Fix the documentation to mention the flag necessary to include PTX in
the binaries.

>From b7853e25779c84ed7884b86e3c852cd3e6e24edf Mon Sep 17 00:00:00 2001
From: Philipp Schrader <philipp.schrader at bluerivertech.com>
Date: Tue, 16 Dec 2025 18:44:28 -0800
Subject: [PATCH] [doc] Update clang docs for PTX generation

As of clang 19, PTX is no longer included by default. This was
creating confusion when I upgraded from clang 17 to clang 21. That
change in defaults is documented in the changelog, but not in the
docs.
https://releases.llvm.org/19.1.0/tools/clang/docs/ReleaseNotes.html#cuda-hip-language-changes

Fix the documentation to mention the flag necessary to include PTX in
the binaries.
---
 llvm/docs/CompileCudaWithLLVM.rst | 7 ++++---
 1 file changed, 4 insertions(+), 3 deletions(-)

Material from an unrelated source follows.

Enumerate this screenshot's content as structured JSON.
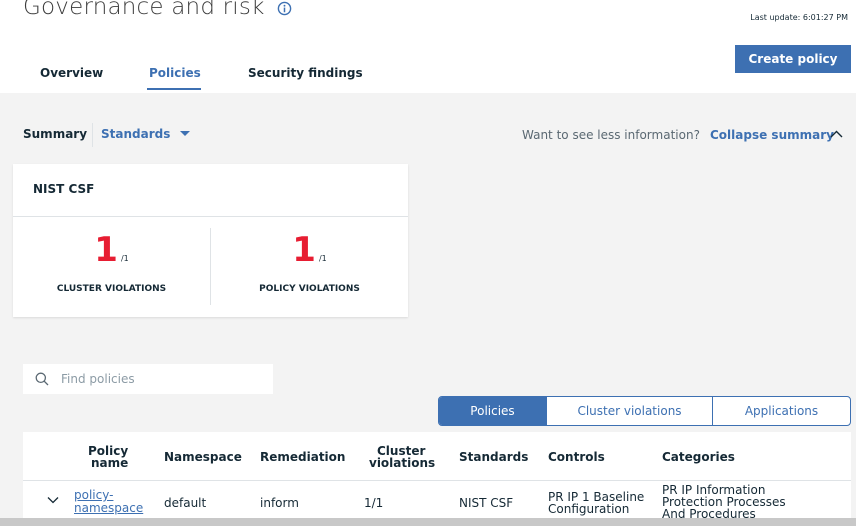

diff --git a/llvm/docs/CompileCudaWithLLVM.rst b/llvm/docs/CompileCudaWithLLVM.rst
index 0bd121a895028..3992798990426 100644
--- a/llvm/docs/CompileCudaWithLLVM.rst
+++ b/llvm/docs/CompileCudaWithLLVM.rst
@@ -84,9 +84,10 @@ run your program.
   ``--cuda-gpu-arch=sm_35``.
 
   Note: You cannot pass ``compute_XX`` as an argument to ``--cuda-gpu-arch``;
-  only ``sm_XX`` is currently supported.  However, clang always includes PTX in
-  its binaries, so e.g. a binary compiled with ``--cuda-gpu-arch=sm_30`` would be
-  forwards-compatible with e.g. ``sm_35`` GPUs.
+  only ``sm_XX`` is currently supported.  Note that clang does not include PTX
+  in its binaries by default. Use ``--cuda-include-ptx=all`` to make clang
+  include PTX in its binaries. With this flag, a binary compiled with
+  ``--cuda-gpu-arch=sm_30`` would be forwards-compatible with e.g. ``sm_35``.
 
   You can pass ``--cuda-gpu-arch`` multiple times to compile for multiple archs.